By Tim Daiss
You have to hand it to President Trump. He’s increasingly becoming the most indecisive president in U.S. history. His apparent and abrupt about-face on Sunday to increase tariffs on Chinese goods less than a week after claiming that trade talks were going well have caused global financial markets to convulse – sending both equities and global oil prices south.
However, the biggest concern for oil markets is the hit to economic growth and hence oil demand that will follow an uptick in tariffs on Chinese goods. Initial tariffs put in place last year on some $200 billion worth of Chinese goods had already caused economic stagnation globally, which also hurts global oil demand. Now that Trump has decided to increase tariffs on $200 billion worth of Chinese goods from 10 percent to a staggering 25 percent with another $300 billion possibly slated to be hit, the outcome for economic growth could be grim.
This puts major oil producers and exporters like Russia and Saudi Arabia in the crosshairs of any economic downturn. Just as the Saudi-led OPEC+ group of producers had come close to restoring global oil market equilibrium, with over a 30 percent increase in oil prices so far this year, fresh U.S. tariffs on China will cause Riyadh to have to change its oil production strategy once again in less than a year, and its due to Trump’s actions. Last fall, Saudi Arabia bowed to Trump pressure via Twitter to trim production and keep a lid on oil prices but was caught flatfooted when Trump unexpectedly announced in November his 180-day Iranian oil sanctions waiver for eight major importers of Iranian oil, including China, Indian and Japan. The decision, made without consulting with his Saudi allies, caused a rift in U.S.-Saudi relations and damaged Trump’s otherwise stellar relations with the royal family.
Since then, the kingdom has been reticent to move on further Trump Tweets over oil production. However, that started to change when Trump, again unexpectedly, announced two weeks ago that he would not extend the 180-day Iranian oil waivers, all the while hedging that Saudi Arabia and OPEC would make up the difference by increasing oil production. Riyadh didn’t immediately agree that it would make up the shortfall for the loss of more Iranian barrels from the market, but it also indicated it would likely cover the loss in time.
Now Trump has presented the Saudis and other major oil producers with another quandary to grapple with – a weakened global economy that will ensue due to new sanction. Oil prices will trend downward again, well past the Saudi fiscal break-even point which is reportedly around the $70s per barrel mark, and cause the kingdom to nervously watch its coffers, hoping to not see a repeat of early 2016 when global oil prices dipped below the economically damaging $30 per barrel price point.
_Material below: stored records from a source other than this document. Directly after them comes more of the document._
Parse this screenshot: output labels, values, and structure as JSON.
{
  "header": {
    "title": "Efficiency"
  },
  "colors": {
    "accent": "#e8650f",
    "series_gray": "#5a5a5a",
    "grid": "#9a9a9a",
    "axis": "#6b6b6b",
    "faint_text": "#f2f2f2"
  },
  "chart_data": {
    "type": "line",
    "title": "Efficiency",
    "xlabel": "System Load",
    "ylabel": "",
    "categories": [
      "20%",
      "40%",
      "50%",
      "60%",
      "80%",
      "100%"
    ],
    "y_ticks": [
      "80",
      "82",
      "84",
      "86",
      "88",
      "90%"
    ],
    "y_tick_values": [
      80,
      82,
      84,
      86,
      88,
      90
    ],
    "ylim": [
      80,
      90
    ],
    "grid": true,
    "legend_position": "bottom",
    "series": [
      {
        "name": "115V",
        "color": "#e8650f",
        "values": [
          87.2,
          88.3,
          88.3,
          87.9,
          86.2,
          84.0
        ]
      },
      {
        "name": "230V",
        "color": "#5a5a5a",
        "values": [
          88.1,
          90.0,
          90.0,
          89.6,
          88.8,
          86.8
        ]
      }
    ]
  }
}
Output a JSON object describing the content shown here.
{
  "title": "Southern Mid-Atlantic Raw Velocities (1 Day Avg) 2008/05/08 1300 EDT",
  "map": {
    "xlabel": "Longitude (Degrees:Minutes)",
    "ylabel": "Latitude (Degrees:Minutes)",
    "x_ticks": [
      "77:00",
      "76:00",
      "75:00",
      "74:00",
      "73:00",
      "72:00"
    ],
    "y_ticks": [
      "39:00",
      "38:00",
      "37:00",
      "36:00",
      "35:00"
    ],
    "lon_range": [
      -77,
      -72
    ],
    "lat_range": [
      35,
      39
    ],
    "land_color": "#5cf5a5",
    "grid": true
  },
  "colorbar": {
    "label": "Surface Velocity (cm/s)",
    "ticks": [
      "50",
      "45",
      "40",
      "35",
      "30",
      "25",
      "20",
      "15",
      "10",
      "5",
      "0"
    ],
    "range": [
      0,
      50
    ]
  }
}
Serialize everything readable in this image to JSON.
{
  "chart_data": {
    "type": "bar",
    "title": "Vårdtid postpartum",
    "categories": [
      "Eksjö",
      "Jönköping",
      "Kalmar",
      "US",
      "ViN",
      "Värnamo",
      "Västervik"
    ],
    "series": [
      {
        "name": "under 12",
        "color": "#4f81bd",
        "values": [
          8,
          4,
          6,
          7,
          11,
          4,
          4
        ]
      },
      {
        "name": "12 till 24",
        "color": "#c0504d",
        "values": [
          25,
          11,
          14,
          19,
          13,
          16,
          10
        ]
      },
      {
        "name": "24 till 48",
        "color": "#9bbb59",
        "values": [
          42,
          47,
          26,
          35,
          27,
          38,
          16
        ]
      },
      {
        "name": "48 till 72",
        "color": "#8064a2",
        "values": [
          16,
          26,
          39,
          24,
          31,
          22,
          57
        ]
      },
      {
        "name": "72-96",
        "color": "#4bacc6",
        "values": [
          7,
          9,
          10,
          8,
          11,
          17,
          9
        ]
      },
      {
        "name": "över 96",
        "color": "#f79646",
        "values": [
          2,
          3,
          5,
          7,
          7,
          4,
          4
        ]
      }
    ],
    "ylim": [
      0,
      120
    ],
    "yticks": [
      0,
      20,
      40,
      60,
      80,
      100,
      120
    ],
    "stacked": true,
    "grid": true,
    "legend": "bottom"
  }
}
The Saudis are finding themselves increasingly formulating new oil production policy due to both overt Trump intervention in global oil markets as well as his other policies that hit global oil demand. While Riyadh is careful to adhere to its line of good relations with Washington, behind closed doors they must be exasperated with this American president, his ability to often and quickly change course and his use of Twitter as a presidential bull pulpit.
Trump’s increased tariffs on China may at the end of the day be warranted since Beijing was reportedly backpedaling from previous agreements it had made in ongoing trade talks with Washington, yet the collateral damage from a full-blown trade war between the world’s two largest economies could be cataclysmic.